Batının kaybı olan kimlik, “Ben kimdir?” sorusuna vereceği cevaptır. Yani değişen, eskiyen, yok olan et-kemik vücut karşısında aynı kalan (ing. identic), eskimeyen bir mânâ, bir kim(?)-liktir Batının acı kaybı. Batı insanı artık Hıristiyanlığın değerleri ile borsadaki menkul kıymetleri ayırd edemeyecek durumda; her ikisine de “values” demekte ve birini öteki ile alıp satabilmekte. Bunun için Aşk kelimesi cinsel münasebetle eş anlamlı olarak kullanılır çoğu kez: ing. To make love, fr. Faire l’amour… Aynı sebeple Batı insanı ruhun hürriyeti ile (liberty) nefsin serbestliğini (possibility) ayırd edemez. Her ikisine birden özgürlük der: liberty, liberté. Oysa polis korkusu ya da cemiyetin ayıplaması sebebiyle kendini tutan bir insanın ötekilere “saygısı” nefsanîdir. Polis ve mahalle baskısı ortadan kalkınca o insan bir anda hayvanlaşır, yakıp yıkar, öldürür, tecavüz eder. (Bkz. Hayvan Serbesttir, İnsan Özgürdür)

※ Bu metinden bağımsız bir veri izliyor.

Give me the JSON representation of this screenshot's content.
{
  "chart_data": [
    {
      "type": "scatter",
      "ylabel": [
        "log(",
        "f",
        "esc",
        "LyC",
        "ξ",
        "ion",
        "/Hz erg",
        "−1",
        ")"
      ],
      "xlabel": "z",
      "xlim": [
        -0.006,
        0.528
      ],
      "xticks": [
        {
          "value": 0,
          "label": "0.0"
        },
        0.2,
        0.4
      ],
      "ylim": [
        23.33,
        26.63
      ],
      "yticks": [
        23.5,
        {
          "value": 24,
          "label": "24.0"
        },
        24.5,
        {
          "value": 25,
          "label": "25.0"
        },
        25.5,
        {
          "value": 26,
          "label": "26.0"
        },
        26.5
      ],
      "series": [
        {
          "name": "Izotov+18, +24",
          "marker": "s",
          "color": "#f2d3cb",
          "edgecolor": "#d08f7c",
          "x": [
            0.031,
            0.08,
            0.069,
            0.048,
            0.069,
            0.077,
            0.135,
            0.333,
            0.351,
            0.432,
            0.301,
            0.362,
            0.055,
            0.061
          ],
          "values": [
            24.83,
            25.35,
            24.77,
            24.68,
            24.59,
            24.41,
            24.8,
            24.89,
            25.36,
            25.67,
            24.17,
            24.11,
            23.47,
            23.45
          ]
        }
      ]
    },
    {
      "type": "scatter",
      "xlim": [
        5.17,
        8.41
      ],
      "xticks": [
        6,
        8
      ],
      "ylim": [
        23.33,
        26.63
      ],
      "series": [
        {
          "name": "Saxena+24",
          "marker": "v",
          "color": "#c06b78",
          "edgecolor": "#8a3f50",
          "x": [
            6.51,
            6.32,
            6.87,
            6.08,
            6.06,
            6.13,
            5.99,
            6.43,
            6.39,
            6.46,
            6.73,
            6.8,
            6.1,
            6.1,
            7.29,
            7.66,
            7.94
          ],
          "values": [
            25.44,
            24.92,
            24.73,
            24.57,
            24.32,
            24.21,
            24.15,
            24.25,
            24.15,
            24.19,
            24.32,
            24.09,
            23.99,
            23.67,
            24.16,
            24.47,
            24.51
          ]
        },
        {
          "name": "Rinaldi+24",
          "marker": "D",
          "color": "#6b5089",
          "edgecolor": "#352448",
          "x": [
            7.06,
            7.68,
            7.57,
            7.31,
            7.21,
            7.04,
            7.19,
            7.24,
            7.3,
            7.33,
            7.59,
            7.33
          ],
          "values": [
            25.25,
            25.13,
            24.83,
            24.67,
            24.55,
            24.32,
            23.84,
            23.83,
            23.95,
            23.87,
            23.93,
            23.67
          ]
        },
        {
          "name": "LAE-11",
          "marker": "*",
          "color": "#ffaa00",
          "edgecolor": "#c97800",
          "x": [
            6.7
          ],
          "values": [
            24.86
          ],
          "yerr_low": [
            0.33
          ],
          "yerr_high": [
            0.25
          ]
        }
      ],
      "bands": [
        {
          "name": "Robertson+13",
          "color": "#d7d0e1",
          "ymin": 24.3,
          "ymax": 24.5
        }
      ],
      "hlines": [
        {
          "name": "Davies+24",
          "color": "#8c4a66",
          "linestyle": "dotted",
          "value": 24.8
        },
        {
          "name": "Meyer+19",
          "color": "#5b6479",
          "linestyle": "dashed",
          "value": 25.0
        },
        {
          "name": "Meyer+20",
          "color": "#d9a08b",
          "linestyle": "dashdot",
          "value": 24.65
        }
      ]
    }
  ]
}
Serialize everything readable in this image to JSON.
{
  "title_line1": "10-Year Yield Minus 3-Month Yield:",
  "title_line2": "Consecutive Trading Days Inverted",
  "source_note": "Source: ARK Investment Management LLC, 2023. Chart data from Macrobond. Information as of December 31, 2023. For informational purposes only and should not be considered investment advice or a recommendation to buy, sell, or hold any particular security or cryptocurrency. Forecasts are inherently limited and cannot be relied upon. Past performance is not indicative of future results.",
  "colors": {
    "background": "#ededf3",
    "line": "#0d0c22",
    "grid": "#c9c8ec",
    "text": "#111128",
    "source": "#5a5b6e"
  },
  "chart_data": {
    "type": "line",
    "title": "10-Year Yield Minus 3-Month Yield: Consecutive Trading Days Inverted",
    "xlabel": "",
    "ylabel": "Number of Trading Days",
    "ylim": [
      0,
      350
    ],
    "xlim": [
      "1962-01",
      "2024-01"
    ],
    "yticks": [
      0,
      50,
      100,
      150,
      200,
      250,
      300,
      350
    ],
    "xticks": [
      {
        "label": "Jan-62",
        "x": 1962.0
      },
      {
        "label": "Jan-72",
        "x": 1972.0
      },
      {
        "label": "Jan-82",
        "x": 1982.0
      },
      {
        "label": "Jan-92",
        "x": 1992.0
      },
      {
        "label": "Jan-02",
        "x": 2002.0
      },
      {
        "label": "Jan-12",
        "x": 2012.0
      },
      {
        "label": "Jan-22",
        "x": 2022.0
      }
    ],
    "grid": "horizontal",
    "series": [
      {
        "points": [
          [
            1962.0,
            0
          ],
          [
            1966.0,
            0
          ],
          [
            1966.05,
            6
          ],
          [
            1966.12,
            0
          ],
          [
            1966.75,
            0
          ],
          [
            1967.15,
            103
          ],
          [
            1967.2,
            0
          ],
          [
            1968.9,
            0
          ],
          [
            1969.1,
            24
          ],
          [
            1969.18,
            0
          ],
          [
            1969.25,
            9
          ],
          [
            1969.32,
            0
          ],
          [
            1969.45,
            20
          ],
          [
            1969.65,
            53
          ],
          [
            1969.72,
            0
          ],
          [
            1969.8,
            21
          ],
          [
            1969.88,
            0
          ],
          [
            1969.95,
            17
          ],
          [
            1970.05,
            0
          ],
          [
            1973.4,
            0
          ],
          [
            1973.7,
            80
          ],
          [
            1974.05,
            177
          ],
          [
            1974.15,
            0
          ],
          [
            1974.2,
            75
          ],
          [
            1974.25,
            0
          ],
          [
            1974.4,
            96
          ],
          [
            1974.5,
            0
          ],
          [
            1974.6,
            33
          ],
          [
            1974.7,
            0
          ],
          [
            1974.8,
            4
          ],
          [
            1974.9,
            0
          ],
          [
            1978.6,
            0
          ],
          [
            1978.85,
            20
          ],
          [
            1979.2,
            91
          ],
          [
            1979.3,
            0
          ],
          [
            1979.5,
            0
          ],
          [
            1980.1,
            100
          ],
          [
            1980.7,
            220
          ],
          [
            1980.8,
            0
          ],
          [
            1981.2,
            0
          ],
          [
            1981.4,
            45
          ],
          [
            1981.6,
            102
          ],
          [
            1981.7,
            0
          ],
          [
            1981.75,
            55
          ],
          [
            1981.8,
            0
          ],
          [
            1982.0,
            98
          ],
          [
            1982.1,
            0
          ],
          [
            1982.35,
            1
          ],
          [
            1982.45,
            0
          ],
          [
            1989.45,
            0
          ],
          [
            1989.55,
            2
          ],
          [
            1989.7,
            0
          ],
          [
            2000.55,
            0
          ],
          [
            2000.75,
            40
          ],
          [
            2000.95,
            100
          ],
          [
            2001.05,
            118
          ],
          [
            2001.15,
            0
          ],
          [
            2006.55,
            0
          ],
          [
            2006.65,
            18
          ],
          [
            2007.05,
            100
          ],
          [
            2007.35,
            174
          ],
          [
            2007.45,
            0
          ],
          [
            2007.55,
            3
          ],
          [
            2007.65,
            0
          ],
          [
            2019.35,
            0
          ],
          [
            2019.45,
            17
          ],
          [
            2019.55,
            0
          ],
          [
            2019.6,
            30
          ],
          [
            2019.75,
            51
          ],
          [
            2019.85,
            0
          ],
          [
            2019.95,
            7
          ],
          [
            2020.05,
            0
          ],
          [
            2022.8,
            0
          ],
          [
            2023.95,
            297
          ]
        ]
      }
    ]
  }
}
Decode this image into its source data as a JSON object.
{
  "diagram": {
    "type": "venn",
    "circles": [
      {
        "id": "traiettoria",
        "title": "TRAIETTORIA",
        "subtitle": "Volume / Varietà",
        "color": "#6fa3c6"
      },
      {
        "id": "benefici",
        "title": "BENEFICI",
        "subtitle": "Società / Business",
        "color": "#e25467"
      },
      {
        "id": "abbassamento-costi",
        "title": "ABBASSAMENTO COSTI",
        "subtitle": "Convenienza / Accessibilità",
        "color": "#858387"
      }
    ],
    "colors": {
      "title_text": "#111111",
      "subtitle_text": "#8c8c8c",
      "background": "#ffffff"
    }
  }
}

images (2)Gandhi “Batı medeniyeti hakkında ne düşünüyorsunuz?” sorusuna gülerek “iyi fikir, yapsanız iyi olur” mealinde cevap vermiş. Gerçekten de Batı bir medeniyet değil ancak bir kültür olabilmiş, geçmişini müzelerde, kitaplarda, filmlerde biriktirebilmiştir sadece. Zira ruh ile nefsi ayıramayan bir topluluğun bunun ötesine geçmesi imkânsız görünüyor. Ruha ve nefse aynı ismi verdikleri için (ing. spirit, Fr. esprit) bir müddet sonra akıl ile zekânın (intelligence) da aynı şey olduğunu sanmışlar, ikisine birden reason / raison demeye başlamışlar. Oysa akıl ile zekâ bir değildir. Akıl (reason) iyi-kötü veya güzel-çirkin gibi ayrım yapar. Bir referans sistemine, değerler manzumesine dayanarak ayrım ve/veya yargı yapmaya yarar. Müslümanların FaRuKiyet (ing. discernement) dediği vasfın öznesidir akıl; insana mahsustur. [1] Oysa zekâ problem çözmeye yarar. Bir faydayı elde etmek ya da bir tehditten kaçmak için kullanılır. Bir saniyede 100.000 insanı ve sayısız ağacı, böceği, kediyi, köpeği oldürecek olan atom bombasını yapmak için zekâ gerekir ama onu Hiroşima üzerine atmamak için akıl gerekir.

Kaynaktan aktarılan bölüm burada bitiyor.